Теперь он весь день напролет как одержимый сочинял стихи – все новые непристойные вариации на ту же тему. И у него не поднималась рука уничтожить их. Его парта была набита стишками, смятыми в комочки, и однажды на уроке географии учительница поймала его врасплох. Когда она, сверкая глазами, подскочила к нему, его кости словно стали резиновыми, а она выхватила заложенную между страниц учебника бумажку, на которой он писал. На перемене она очистила его парту, прочла все стихи и со зловещим спокойствием велела ему после конца уроков пойти к директору.
– Зачем это? Как ты думаешь, зачем это? – прошептал он пересохшими губами Отто Краузе.
– Влепит он тебе, и все, – ответил Отто Краузе с хриплым смехом.
И все остальные ученики исподтишка дразнили его: перехватив его взгляд, они принимались тереть себя ладонью пониже спины и гримасничали, изображая невыносимое страдание.
У него все оледенело внутри. К физическому унижению он испытывал мучительное отвращение, источником которого не был страх и которое он сохранил на всю жизнь. Он завидовал наглой душевной бесчувственности других мальчишек, но был не в силах подражать им – когда их наказывали, они громко вопили, чтобы смягчить наказание, а десять минут спустя хвастливо делали вид, будто им все нипочем. Он думал, что не вынесет того, чтобы его сек жирный молодой человек с цветочком, – в три часа, белый как полотно, он вошел в кабинет директора.
Когда Юджин вошел, Армстронг, щуря глаз и плотно сжав губы, несколько раз со свистом рассек воздух тростью, которую держал в руке. Позади него на столе аккуратной разглаженной стопкой лежали роковые рифмованные оскорбления.
– Это написал ты? – спросил директор, суживая глаза в крохотные щелочки, чтобы напугать свою жертву.
– Да, – сказал Юджин.
Директор снова рассек воздух тростью. Он несколько раз бывал в гостях у Дейзи и ел за обильным столом Ганта. Он прекрасно это помнил.
– Что я тебе сделал, сынок, что ты так ко мне относишься? – спросил он, внезапно переходя на тон хнычущего великодушия.
– Н-н-ничего, – сказал Юджин.
– Как ты думаешь, это когда-нибудь повторится? – спросил директор прежним грозным голосом.

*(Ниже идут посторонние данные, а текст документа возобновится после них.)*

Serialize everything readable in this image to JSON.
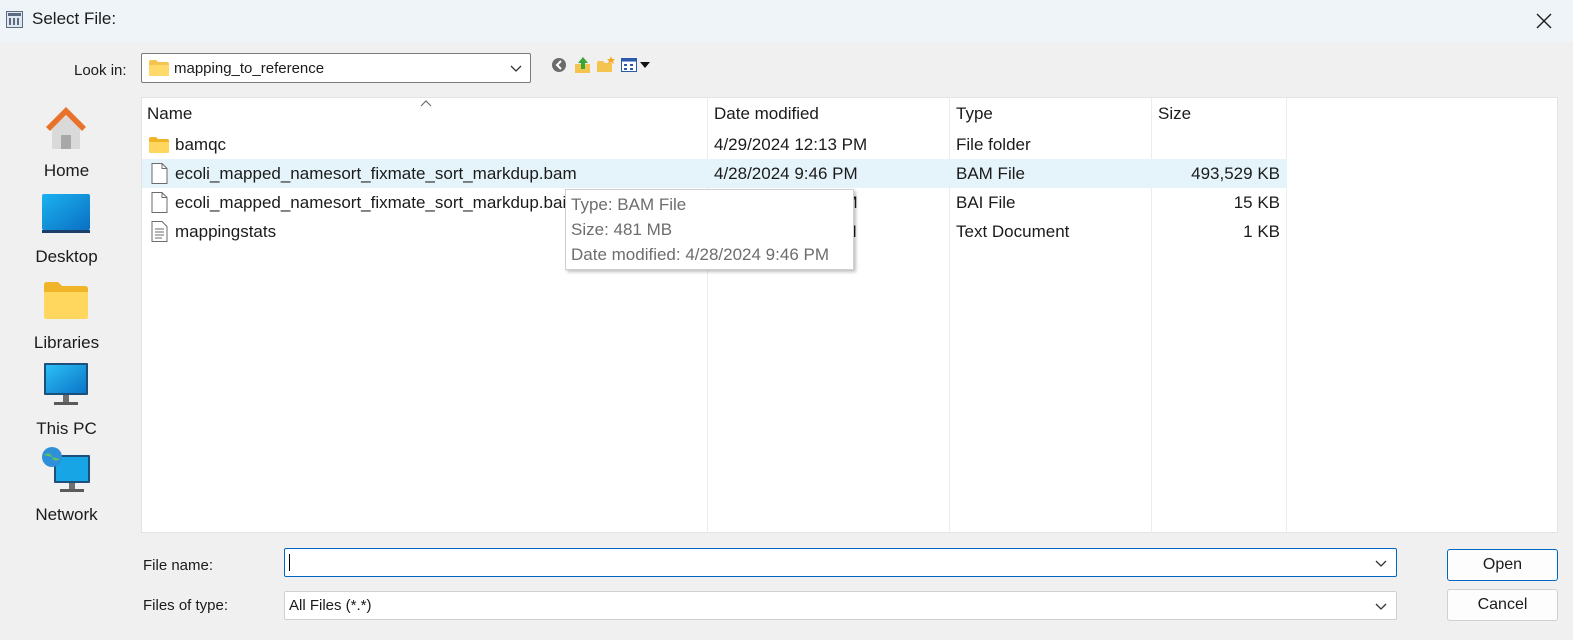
{
  "window": {
    "title": "Select File:"
  },
  "look_in": {
    "label": "Look in:",
    "value": "mapping_to_reference"
  },
  "toolbar": {
    "icons": [
      "back-icon",
      "up-folder-icon",
      "new-folder-icon",
      "view-menu-icon"
    ]
  },
  "places": [
    {
      "label": "Home",
      "icon": "home-icon"
    },
    {
      "label": "Desktop",
      "icon": "desktop-icon"
    },
    {
      "label": "Libraries",
      "icon": "libraries-icon"
    },
    {
      "label": "This PC",
      "icon": "this-pc-icon"
    },
    {
      "label": "Network",
      "icon": "network-icon"
    }
  ],
  "columns": {
    "name": "Name",
    "date": "Date modified",
    "type": "Type",
    "size": "Size"
  },
  "files": [
    {
      "name": "bamqc",
      "date": "4/29/2024 12:13 PM",
      "type": "File folder",
      "size": "",
      "icon": "folder-icon"
    },
    {
      "name": "ecoli_mapped_namesort_fixmate_sort_markdup.bam",
      "date": "4/28/2024 9:46 PM",
      "type": "BAM File",
      "size": "493,529 KB",
      "icon": "file-icon",
      "selected": true
    },
    {
      "name": "ecoli_mapped_namesort_fixmate_sort_markdup.bai",
      "date": "4/28/2024 9:46 PM",
      "type": "BAI File",
      "size": "15 KB",
      "icon": "file-icon"
    },
    {
      "name": "mappingstats",
      "date": "4/28/2024 9:46 AM",
      "type": "Text Document",
      "size": "1 KB",
      "icon": "text-file-icon"
    }
  ],
  "tooltip": {
    "type": "Type: BAM File",
    "size": "Size: 481 MB",
    "date": "Date modified: 4/28/2024 9:46 PM"
  },
  "file_name": {
    "label": "File name:",
    "value": ""
  },
  "file_type": {
    "label": "Files of type:",
    "value": "All Files (*.*)"
  },
  "buttons": {
    "open": "Open",
    "cancel": "Cancel"
  },
  "colors": {
    "selection": "#e5f3fb",
    "accent": "#0067c0",
    "titlebar": "#eff4f9"
  }
}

– Н-нет, сэр, – прошелестел Юджин.
– Ну, хорошо, – величественно сказал Бог, отбрасывая трость. – Можешь идти.
Ноги Юджина перестали подгибаться, только когда он дошел до площадки для игр.
Зато и чудесная осень, и песни, которые они пели; сбор урожая и раскраска листьев; и «сегодня нет занятий», и «взмывая в высоту», и еще про поезд – «станции мелькают мимо»; тихие золотые дни, распахивающие врата желания, дымчатое солнце, дробный шорох падающих листьев.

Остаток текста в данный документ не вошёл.